[R] simulate binary markov chain

Charles C. Berry cberry at tajo.ucsd.edu
Wed Dec 17 08:01:45 CET 2008


On Wed, 17 Dec 2008, Chris Oldmeadow wrote:

> Hi all, I was hoping somebody may know of a function for simulating a large 
> binary sequence (length >10 million) using a (1st order) markov model with 
> known (2x2) transition matrix.

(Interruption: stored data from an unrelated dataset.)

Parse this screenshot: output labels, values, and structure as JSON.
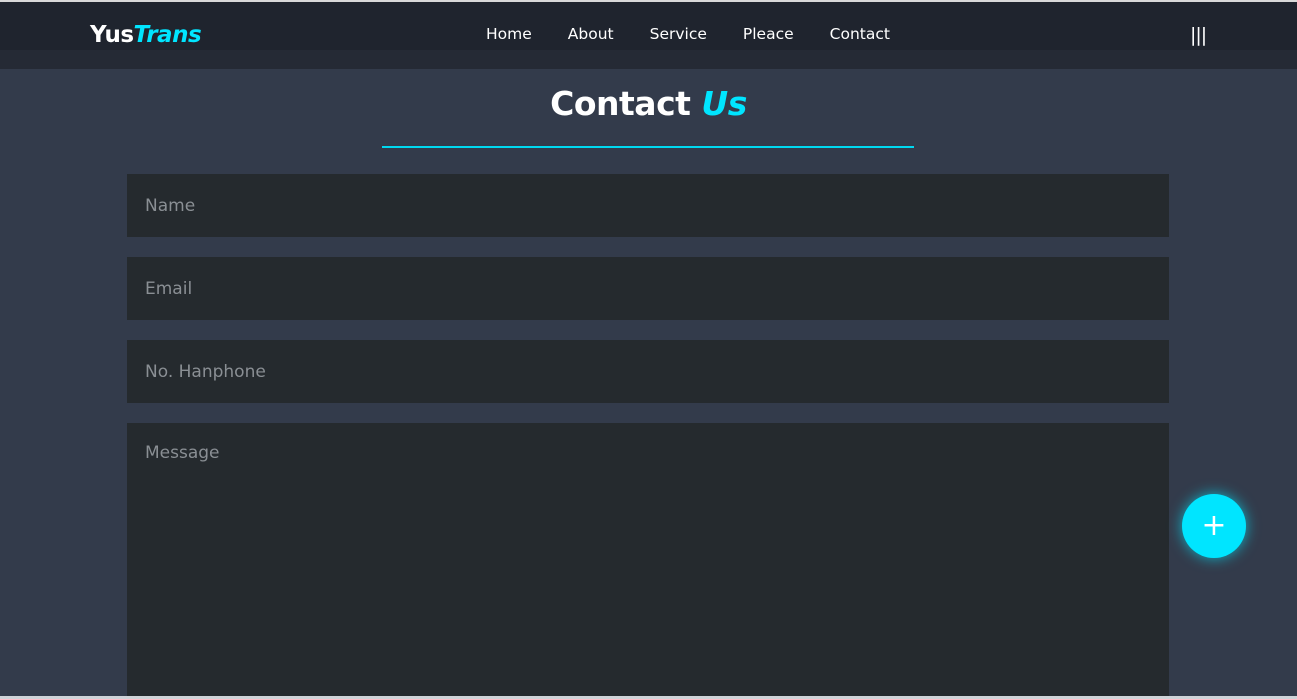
{
  "brand": {
    "main": "Yus",
    "accent": "Trans"
  },
  "nav": {
    "items": [
      {
        "label": "Home"
      },
      {
        "label": "About"
      },
      {
        "label": "Service"
      },
      {
        "label": "Pleace"
      },
      {
        "label": "Contact"
      }
    ],
    "menu_icon_glyph": "|||"
  },
  "contact": {
    "title_main": "Contact",
    "title_accent": "Us",
    "name_placeholder": "Name",
    "email_placeholder": "Email",
    "phone_placeholder": "No. Hanphone",
    "message_placeholder": "Message"
  },
  "fab": {
    "glyph": "+"
  },
  "colors": {
    "accent": "#00e5ff",
    "background": "#333b4b",
    "navbar": "#252a35",
    "field": "#252a2e"
  },
  "icons": {
    "menu": "hamburger-menu-icon",
    "fab": "plus-icon"
  }
}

It needs to be reasonably fast.

Chris,

The trick is to recognize that the length of each run is a sample from
the geometric distribution (with 1 added to it). rgeom() is vectorized,
so using it provides fast results.

Suppose that your transition matrix is

    |   | 0     | 1     |
    |---+-------+-------|
    | 0 | pi.11 | pi.12 |
    | 1 | pi.21 | pi.22 |
    |---+-------+-------|

where pi.11+p.12 == 1 and pi.21+pi.22 == 1

This function

  foo <- function(n,pi.12,pi.21) inverse.rle( list(values=rep(0:1,n) ,
 		lengths=1+rgeom( 2*n, rep( c( pi.12, pi.21 ), n) )))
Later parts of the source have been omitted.